Privacidade na blockchain, mas não para todos

Traduzido do inglês

A equipa Stellar revelou oficialmente uma nova solução de privacidade para transacções, desenvolvida por engenheiros da Nethermind.

Ela permite transferências de activos na rede Stellar enquanto oculta os detalhes do pagamento a observadores externos. Exploradores de blocos mostrarão que uma transacção ocorreu, mas não revelarão quem foi o remetente real nem quem recebeu os fundos.
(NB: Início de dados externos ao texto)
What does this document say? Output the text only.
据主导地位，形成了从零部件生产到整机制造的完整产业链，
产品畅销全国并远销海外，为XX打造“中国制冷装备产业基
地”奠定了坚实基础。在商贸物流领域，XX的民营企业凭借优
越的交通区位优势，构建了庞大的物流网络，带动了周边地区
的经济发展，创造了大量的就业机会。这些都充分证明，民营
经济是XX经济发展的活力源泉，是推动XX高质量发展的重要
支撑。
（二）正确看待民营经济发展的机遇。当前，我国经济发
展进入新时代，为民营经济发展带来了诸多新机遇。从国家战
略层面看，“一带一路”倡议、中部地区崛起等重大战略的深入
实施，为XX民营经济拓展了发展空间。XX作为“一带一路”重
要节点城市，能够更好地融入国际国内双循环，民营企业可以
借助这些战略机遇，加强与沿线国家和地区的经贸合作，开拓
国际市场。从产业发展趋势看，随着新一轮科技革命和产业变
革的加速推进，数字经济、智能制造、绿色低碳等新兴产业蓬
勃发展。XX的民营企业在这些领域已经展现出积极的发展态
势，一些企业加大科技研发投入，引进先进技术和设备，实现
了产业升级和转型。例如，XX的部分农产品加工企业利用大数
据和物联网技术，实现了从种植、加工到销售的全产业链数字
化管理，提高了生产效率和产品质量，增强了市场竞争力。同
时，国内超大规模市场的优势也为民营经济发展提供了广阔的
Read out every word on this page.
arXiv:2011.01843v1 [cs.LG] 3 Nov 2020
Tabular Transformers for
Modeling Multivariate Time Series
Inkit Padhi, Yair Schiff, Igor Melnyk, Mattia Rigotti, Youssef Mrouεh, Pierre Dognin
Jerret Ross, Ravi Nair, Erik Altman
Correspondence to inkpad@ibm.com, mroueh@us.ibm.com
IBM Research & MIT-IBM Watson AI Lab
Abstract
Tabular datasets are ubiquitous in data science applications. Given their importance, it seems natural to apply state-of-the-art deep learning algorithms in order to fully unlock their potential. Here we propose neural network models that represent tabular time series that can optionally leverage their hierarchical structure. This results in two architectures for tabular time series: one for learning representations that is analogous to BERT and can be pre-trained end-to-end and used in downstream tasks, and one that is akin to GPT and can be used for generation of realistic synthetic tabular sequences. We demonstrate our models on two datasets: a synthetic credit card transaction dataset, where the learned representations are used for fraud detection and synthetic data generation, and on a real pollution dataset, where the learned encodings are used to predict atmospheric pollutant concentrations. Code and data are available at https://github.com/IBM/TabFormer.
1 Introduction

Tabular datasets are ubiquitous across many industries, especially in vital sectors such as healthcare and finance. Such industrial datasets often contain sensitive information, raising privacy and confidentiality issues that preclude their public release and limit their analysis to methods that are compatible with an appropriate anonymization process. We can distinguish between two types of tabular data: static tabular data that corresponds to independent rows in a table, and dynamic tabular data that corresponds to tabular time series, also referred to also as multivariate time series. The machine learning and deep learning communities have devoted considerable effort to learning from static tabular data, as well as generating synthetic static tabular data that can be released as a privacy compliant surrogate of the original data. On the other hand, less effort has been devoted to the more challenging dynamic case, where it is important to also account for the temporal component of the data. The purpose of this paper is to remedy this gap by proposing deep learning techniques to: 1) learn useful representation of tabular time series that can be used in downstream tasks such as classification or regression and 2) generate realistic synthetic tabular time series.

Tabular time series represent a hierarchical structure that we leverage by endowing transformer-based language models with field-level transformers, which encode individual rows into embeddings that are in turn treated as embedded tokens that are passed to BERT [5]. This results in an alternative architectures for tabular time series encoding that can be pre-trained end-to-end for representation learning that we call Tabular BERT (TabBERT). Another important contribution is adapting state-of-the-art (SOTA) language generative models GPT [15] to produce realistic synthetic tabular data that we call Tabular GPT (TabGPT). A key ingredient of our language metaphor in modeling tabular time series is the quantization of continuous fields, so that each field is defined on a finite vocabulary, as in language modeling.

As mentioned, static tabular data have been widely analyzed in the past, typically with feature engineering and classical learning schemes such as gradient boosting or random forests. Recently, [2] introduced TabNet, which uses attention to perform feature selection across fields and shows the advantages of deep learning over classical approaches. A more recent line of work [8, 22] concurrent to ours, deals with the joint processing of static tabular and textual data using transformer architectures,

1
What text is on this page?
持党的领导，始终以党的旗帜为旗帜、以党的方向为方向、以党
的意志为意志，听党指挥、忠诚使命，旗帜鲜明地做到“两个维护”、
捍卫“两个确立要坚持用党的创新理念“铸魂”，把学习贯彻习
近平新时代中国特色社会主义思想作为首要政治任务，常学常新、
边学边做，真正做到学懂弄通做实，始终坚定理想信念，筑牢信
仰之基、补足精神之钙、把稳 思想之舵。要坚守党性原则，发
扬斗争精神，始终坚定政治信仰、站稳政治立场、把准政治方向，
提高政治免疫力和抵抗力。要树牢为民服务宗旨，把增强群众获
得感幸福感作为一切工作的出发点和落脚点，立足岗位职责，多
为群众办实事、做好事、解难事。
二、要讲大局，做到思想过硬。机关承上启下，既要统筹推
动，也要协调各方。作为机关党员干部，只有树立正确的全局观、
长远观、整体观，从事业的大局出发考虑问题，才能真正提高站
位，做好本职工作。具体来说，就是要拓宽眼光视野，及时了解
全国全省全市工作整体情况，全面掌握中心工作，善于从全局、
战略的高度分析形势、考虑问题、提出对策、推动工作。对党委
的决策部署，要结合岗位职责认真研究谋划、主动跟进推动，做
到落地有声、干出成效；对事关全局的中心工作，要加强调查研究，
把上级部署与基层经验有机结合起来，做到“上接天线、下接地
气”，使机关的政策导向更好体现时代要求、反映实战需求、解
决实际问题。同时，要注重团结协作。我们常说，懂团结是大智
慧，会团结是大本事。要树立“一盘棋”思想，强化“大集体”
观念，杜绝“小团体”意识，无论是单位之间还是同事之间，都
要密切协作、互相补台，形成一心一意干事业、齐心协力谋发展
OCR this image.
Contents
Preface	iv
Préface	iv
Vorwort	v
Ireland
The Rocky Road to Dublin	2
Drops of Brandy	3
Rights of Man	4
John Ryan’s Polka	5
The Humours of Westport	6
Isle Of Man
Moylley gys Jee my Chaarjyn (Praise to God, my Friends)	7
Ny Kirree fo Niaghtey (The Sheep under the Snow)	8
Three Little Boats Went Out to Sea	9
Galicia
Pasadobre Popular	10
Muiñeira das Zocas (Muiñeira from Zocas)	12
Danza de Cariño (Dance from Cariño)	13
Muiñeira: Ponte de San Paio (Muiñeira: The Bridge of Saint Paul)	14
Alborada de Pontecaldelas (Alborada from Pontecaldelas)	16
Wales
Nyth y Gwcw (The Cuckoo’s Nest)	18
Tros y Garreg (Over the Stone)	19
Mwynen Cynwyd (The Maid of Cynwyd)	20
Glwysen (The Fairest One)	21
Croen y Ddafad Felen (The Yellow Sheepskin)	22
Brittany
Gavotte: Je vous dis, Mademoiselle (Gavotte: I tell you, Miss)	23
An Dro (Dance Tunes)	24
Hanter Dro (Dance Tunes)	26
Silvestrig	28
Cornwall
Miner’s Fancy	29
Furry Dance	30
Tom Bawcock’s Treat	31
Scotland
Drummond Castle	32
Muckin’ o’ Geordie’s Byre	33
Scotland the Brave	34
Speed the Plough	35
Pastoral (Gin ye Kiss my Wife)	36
Se está familiarizado com Pagamentos Silenciosos (Silent Payments) no Bitcoin, o conceito aqui é essencialmente o mesmo. Em resumo:

  • O destinatário publica um "meta-endereço".
  • Cada remetente usa esse meta-endereço para gerar um endereço único de uso único para a transferência.
  • O destinatário pode aceder e gastar os fundos desse endereço a qualquer momento.
  • Crucialmente, não existe ligação visível entre o meta-endereço publicado e o endereço de recepção real — terceiros não conseguem perceber que os fundos se destinavam ao proprietário do meta-endereço.

Parece apelativo. E pode muito bem aumentar o interesse tanto pelo XLM como pelo USDC na Stellar. (Ambos os activos estão disponíveis para troca às melhores taxas em rabbit.io.)

No entanto, há uma ressalva importante.

Esta forma de privacidade é posicionada de forma muito semelhante às soluções baseadas em zkProof que estão a ser desenvolvidas em outras blockchains mainstream:

  • utilizadores comuns não conseguem determinar a propriedade dos endereços,
  • mas os reguladores podem, quando necessário.

Espere!

  • Em blockchains totalmente transparentes, cada transacção que fazemos é visível para os reguladores — mas as transacções deles são igualmente visíveis para nós.
  • Em blockchains totalmente privadas, o Estado pode esconder os seus gastos de nós, e nós podemos esconder os nossos do Estado.

Essa simetria é consistente.

Aqui, no entanto, estão‑nos a pedir para nos despirmos perante alguém que não tem intenção de fazer o mesmo.

Já vivemos este modelo no sistema bancário tradicional. Por que razão quereríamos recriá‑lo na blockchain?